Lanka  is the name given in Hindu epics to the island fortress capital of the legendary demon king Ravana in the epics of the Ramayana and the Mahabharata. The fortress was situated on a plateau between three mountain peaks known as the Trikuta Mountains. The ancient city of Lankapura is thought to have been burnt down by Hanuman. After its king, Ravana, was killed by Rama with the help of Ravana's brother Vibhishana, the latter was crowned king of Lankapura. The mythological site of Lankā is identified with Sri Lanka. Vibhishana was given immortality when Rama was leaving the world to go back to Vaikuntha, he is said to still rule the kingdom during the period of the Pandavas and also to this day.. According to the Mahabharata, the Pandava Sahadeva visited this kingdom during his southern military campaign for the rajasuya of Yudhishthira.

Rulers of Lanka 
According to both the Ramayana and the Mahabharata, Lanka was originally ruled by a rakshasa named Sumali. According to Uttara Kanda, Lanka was originally built by the divine architect of Devas, Vishwakarma for Lord Shiva, but was seized by the brothers, Malyavan, Sumali and Mali. The brothers ruled for thousands of years and invaded Amaravati (mythology) (the capital of Devas). After suffering a humiliating and disastrous defeat at the hands of Lord Vishnu, the brothers were too ashamed to return to Lanka. Kubera seized control of Lanka and established the Yaksha Kingdom and his capital was guarded by rakshasas. His half-brother Ravana, son of the sage Vishrava and Sumali's daughter (Kaikesi), fought with Kubera and took Lanka from him. Ravana ruled Lanka as king of the Rakshasa Kingdom. The battle in Lanka is depicted in a famous relief in the 12th-century Khmer temple of Angkor Wat.
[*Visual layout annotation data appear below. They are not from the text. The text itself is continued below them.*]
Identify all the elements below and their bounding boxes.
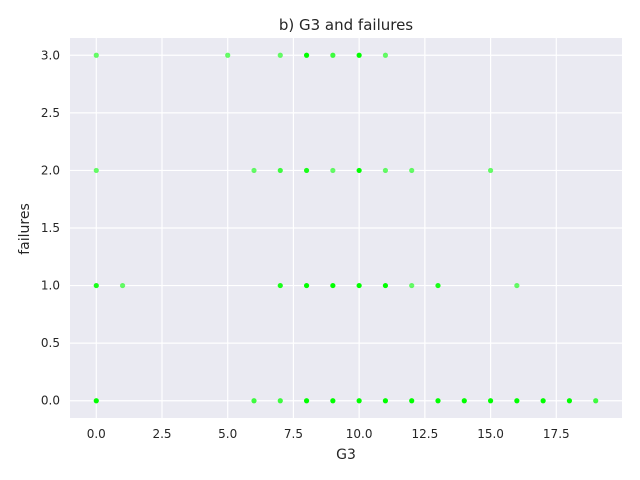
data-points <box>93 52 599 404</box>
data-point <box>382 52 389 58</box>
data-point <box>382 167 389 174</box>
y-axis-label: failures <box>17 203 33 255</box>
data-point <box>93 52 99 58</box>
data-point <box>251 398 257 404</box>
data-point <box>409 167 415 174</box>
data-point <box>487 167 494 174</box>
data-point <box>435 398 441 404</box>
grid-lines <box>70 38 622 418</box>
data-point <box>303 52 310 58</box>
data-point <box>93 167 99 174</box>
x-axis-label: G3 <box>336 447 356 463</box>
y-tick-label: 1.5 <box>41 221 60 235</box>
x-tick-label: 2.5 <box>152 427 171 441</box>
data-point <box>461 398 467 404</box>
data-point <box>330 282 336 289</box>
data-point <box>566 398 573 404</box>
data-point <box>356 167 362 174</box>
data-point <box>119 282 126 289</box>
data-point <box>277 398 283 404</box>
x-tick-label: 10.0 <box>346 427 373 441</box>
data-point <box>356 398 362 404</box>
x-tick-label: 12.5 <box>411 427 438 441</box>
data-point <box>303 167 310 174</box>
data-point <box>225 52 231 58</box>
x-tick-label: 0.0 <box>87 427 106 441</box>
data-point <box>303 398 310 404</box>
data-point <box>435 282 441 289</box>
data-point <box>487 398 494 404</box>
data-point <box>277 52 283 58</box>
data-point <box>356 282 362 289</box>
x-tick-label: 17.5 <box>543 427 570 441</box>
data-point <box>514 398 520 404</box>
chart-title: b) G3 and failures <box>279 16 413 34</box>
data-point <box>93 282 99 289</box>
x-tick-label: 5.0 <box>218 427 237 441</box>
data-point <box>356 52 362 58</box>
y-tick-label: 2.0 <box>41 163 60 177</box>
data-point <box>277 167 283 174</box>
data-point <box>303 282 310 289</box>
y-tick-label: 0.0 <box>41 394 60 408</box>
data-point <box>330 398 336 404</box>
data-point <box>330 52 336 58</box>
data-point <box>382 398 389 404</box>
x-tick-label: 15.0 <box>477 427 504 441</box>
x-tick-label: 7.5 <box>284 427 303 441</box>
data-point <box>540 398 546 404</box>
data-point <box>409 398 415 404</box>
y-tick-label: 3.0 <box>41 48 60 62</box>
y-tick-label: 2.5 <box>41 106 60 120</box>
data-point <box>93 398 99 404</box>
data-point <box>277 282 283 289</box>
data-point <box>409 282 415 289</box>
data-point <box>330 167 336 174</box>
data-point <box>382 282 389 289</box>
data-point <box>514 282 520 289</box>
y-tick-label: 1.0 <box>41 279 60 293</box>
y-axis-ticks: 0.0 0.5 1.0 1.5 2.0 2.5 3.0 <box>41 48 60 407</box>
x-axis-ticks: 0.0 2.5 5.0 7.5 10.0 12.5 15.0 17.5 <box>87 427 570 441</box>
y-tick-label: 0.5 <box>41 336 60 350</box>
data-point <box>593 398 599 404</box>
data-point <box>251 167 257 174</box>
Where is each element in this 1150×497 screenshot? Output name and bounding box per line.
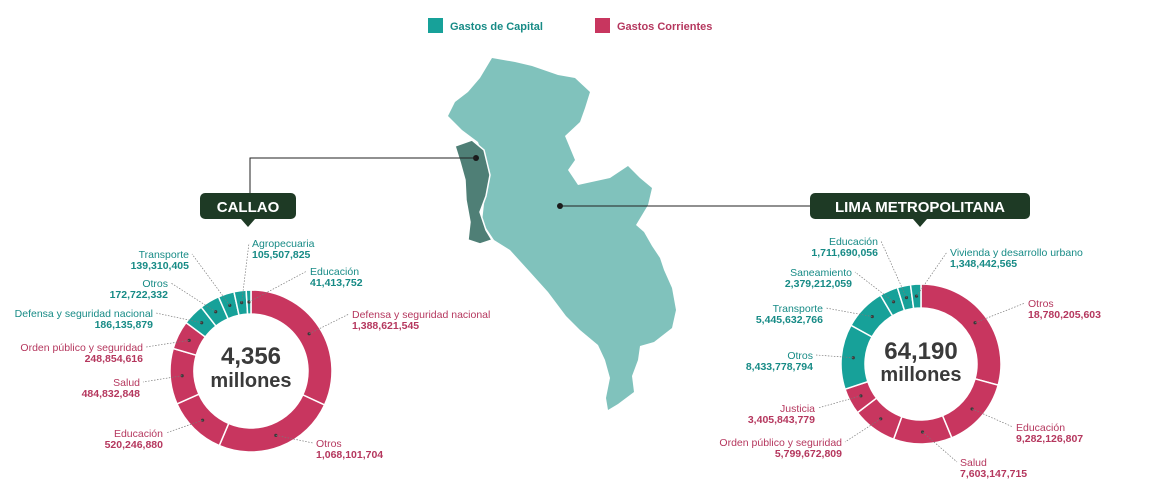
slice-leader-0-7 (191, 253, 231, 306)
slice-label-1-8: Educación (829, 236, 878, 248)
slice-value-0-5: 186,135,879 (95, 319, 154, 331)
donut-lima-metropolitana (840, 283, 1002, 445)
tag-lima-label: LIMA METROPOLITANA (835, 199, 1005, 216)
tag-callao: CALLAO (200, 193, 296, 227)
slice-label-1-1: Educación (1016, 422, 1065, 434)
legend-swatch-capital (428, 18, 443, 33)
slice-leader-0-4 (145, 339, 190, 348)
slice-leader-0-2 (165, 419, 203, 434)
slice-value-0-1: 1,068,101,704 (316, 449, 383, 461)
slice-label-1-3: Orden público y seguridad (719, 437, 842, 449)
tag-lima-bg (810, 193, 1030, 219)
slice-value-0-6: 172,722,332 (110, 289, 169, 301)
slice-label-1-5: Otros (787, 350, 813, 362)
slice-value-1-7: 2,379,212,059 (785, 278, 852, 290)
slice-dot-1-5 (851, 356, 855, 360)
slice-label-1-0: Otros (1028, 298, 1054, 310)
lima-total-unit: millones (880, 364, 961, 386)
slice-leader-1-3 (844, 418, 881, 443)
legend-label-corriente: Gastos Corrientes (617, 21, 712, 33)
slice-value-1-1: 9,282,126,807 (1016, 433, 1083, 445)
map-lima-metropolitana (448, 58, 676, 410)
slice-value-0-8: 105,507,825 (252, 249, 311, 261)
tag-lima-pointer (913, 219, 927, 227)
slice-label-1-2: Salud (960, 457, 987, 469)
legend-label-capital: Gastos de Capital (450, 21, 543, 33)
slice-label-1-7: Saneamiento (790, 267, 852, 279)
callao-total-unit: millones (210, 370, 291, 392)
legend-swatch-corriente (595, 18, 610, 33)
map-callao (454, 139, 494, 245)
slice-value-1-3: 5,799,672,809 (775, 448, 842, 460)
slice-leader-1-7 (854, 271, 894, 303)
slice-leader-0-9 (248, 270, 308, 303)
slice-dot-1-3 (879, 417, 883, 421)
slice-value-0-7: 139,310,405 (131, 260, 190, 272)
tag-callao-label: CALLAO (217, 199, 280, 216)
slice-dot-0-8 (240, 301, 244, 305)
slice-label-0-6: Otros (142, 278, 168, 290)
slice-leader-1-5 (815, 354, 854, 359)
slice-value-0-2: 520,246,880 (105, 439, 164, 451)
tag-callao-pointer (241, 219, 255, 227)
slice-leader-0-6 (170, 282, 216, 313)
slice-label-0-4: Orden público y seguridad (20, 342, 143, 354)
slice-leader-1-1 (971, 408, 1014, 428)
slice-label-0-5: Defensa y seguridad nacional (15, 308, 153, 320)
slice-value-1-4: 3,405,843,779 (748, 414, 815, 426)
slice-value-1-0: 18,780,205,603 (1028, 309, 1101, 321)
slice-value-1-9: 1,348,442,565 (950, 258, 1017, 270)
slice-value-1-5: 8,433,778,794 (746, 361, 813, 373)
slice-leader-1-8 (880, 240, 907, 298)
slice-leader-0-8 (241, 242, 250, 303)
slice-label-1-4: Justicia (780, 403, 815, 415)
slice-dot-1-6 (870, 314, 874, 319)
donut-slice-0-1 (218, 393, 326, 453)
slice-label-0-1: Otros (316, 438, 342, 450)
slice-value-0-3: 484,832,848 (82, 388, 141, 400)
slice-label-1-9: Vivienda y desarrollo urbano (950, 247, 1083, 259)
legend: Gastos de Capital Gastos Corrientes (428, 18, 712, 33)
donut-slice-0-3 (169, 347, 200, 405)
callao-connector (249, 157, 476, 193)
slice-value-1-6: 5,445,632,766 (756, 314, 823, 326)
slice-leader-0-0 (308, 313, 350, 335)
slice-label-1-6: Transporte (773, 303, 824, 315)
slice-leader-1-4 (817, 395, 861, 409)
lima-total-value: 64,190 (884, 338, 957, 365)
slice-label-0-0: Defensa y seguridad nacional (352, 309, 490, 321)
slice-value-1-8: 1,711,690,056 (811, 247, 878, 259)
donut-callao (169, 289, 333, 453)
slice-label-0-9: Educación (310, 266, 359, 278)
slice-leader-1-6 (825, 307, 873, 317)
slice-labels: Defensa y seguridad nacional1,388,621,54… (15, 236, 1101, 480)
donut-slice-1-2 (892, 414, 953, 445)
slice-value-1-2: 7,603,147,715 (960, 468, 1027, 480)
slice-leader-0-1 (275, 435, 314, 444)
map-lima-callao (448, 58, 676, 410)
slice-value-0-9: 41,413,752 (310, 277, 363, 289)
slice-value-0-4: 248,854,616 (85, 353, 144, 365)
slice-label-0-8: Agropecuaria (252, 238, 315, 250)
slice-value-0-0: 1,388,621,545 (352, 320, 419, 332)
tag-lima: LIMA METROPOLITANA (810, 193, 1030, 227)
tag-callao-bg (200, 193, 296, 219)
slice-leader-0-3 (142, 375, 183, 383)
slice-label-0-7: Transporte (139, 249, 190, 261)
slice-label-0-2: Educación (114, 428, 163, 440)
slice-label-0-3: Salud (113, 377, 140, 389)
donut-slice-1-1 (941, 377, 1000, 439)
callao-total-value: 4,356 (221, 343, 281, 370)
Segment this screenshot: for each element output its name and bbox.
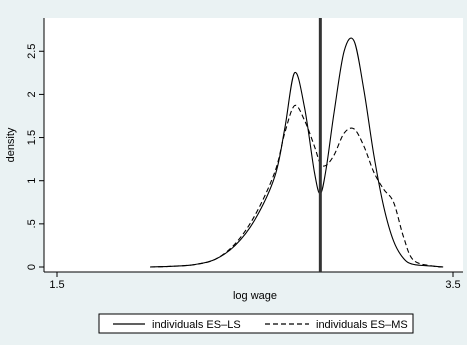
y-tick-label-1: .5	[26, 219, 38, 228]
legend-label-series-1: individuals ES–LS	[152, 319, 241, 331]
x-axis: 1.5 3.5	[44, 271, 463, 291]
y-tick-label-3: 1.5	[26, 130, 38, 145]
y-tick-label-4: 2	[26, 91, 38, 97]
legend-label-series-2: individuals ES–MS	[316, 319, 408, 331]
series-layer	[150, 18, 444, 272]
legend-box	[98, 313, 414, 334]
plot-area	[44, 18, 463, 272]
y-tick-label-5: 2.5	[26, 44, 38, 59]
x-tick-label-0: 1.5	[49, 279, 64, 291]
y-axis: 0 .5 1 1.5 2 2.5	[26, 18, 45, 272]
x-tick-label-1: 3.5	[445, 279, 460, 291]
series-line-2	[150, 104, 444, 268]
y-tick-label-0: 0	[26, 264, 38, 270]
y-tick-label-2: 1	[26, 178, 38, 184]
series-line-1	[150, 37, 444, 268]
x-axis-title: log wage	[233, 290, 277, 302]
legend: individuals ES–LS individuals ES–MS	[98, 313, 414, 334]
y-axis-title: density	[5, 127, 17, 162]
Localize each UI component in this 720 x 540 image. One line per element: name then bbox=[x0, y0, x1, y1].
After Ravana's death, he was succeeded by his brother, Vibhishana.

Rulers 

 Heti and Praheti were the sea mammals. When Brahma made sea of the world when he was making the sea by salt water they disturbed him and so they were cursed by Brahma to become Asuras and they formed an Island Kingdom called (Lanka).
 Vidyutkesha was the son of Heti
 Sukesha was the son of Vidutkesha
 Malyavan, Sumali and Mali were the sons of Sukesha.
 Kubera was a Yaksha King. By the order of lord Vishnu, he remade and ruled Lanka.
 Ravana forced his elder brother Kubera to run away from Lanka after his penance to Brahma and Shiva and became the prince of Lanka and Sumali again became the King of Lanka. After Sumali's death, He became the ruler of Lanka.
 Vibhishana after Ravana's death and on the order of lord Rama, He ruled Lanka. He was given immortality by Rama, thus he rules Lanka and the Rakshasas ever since.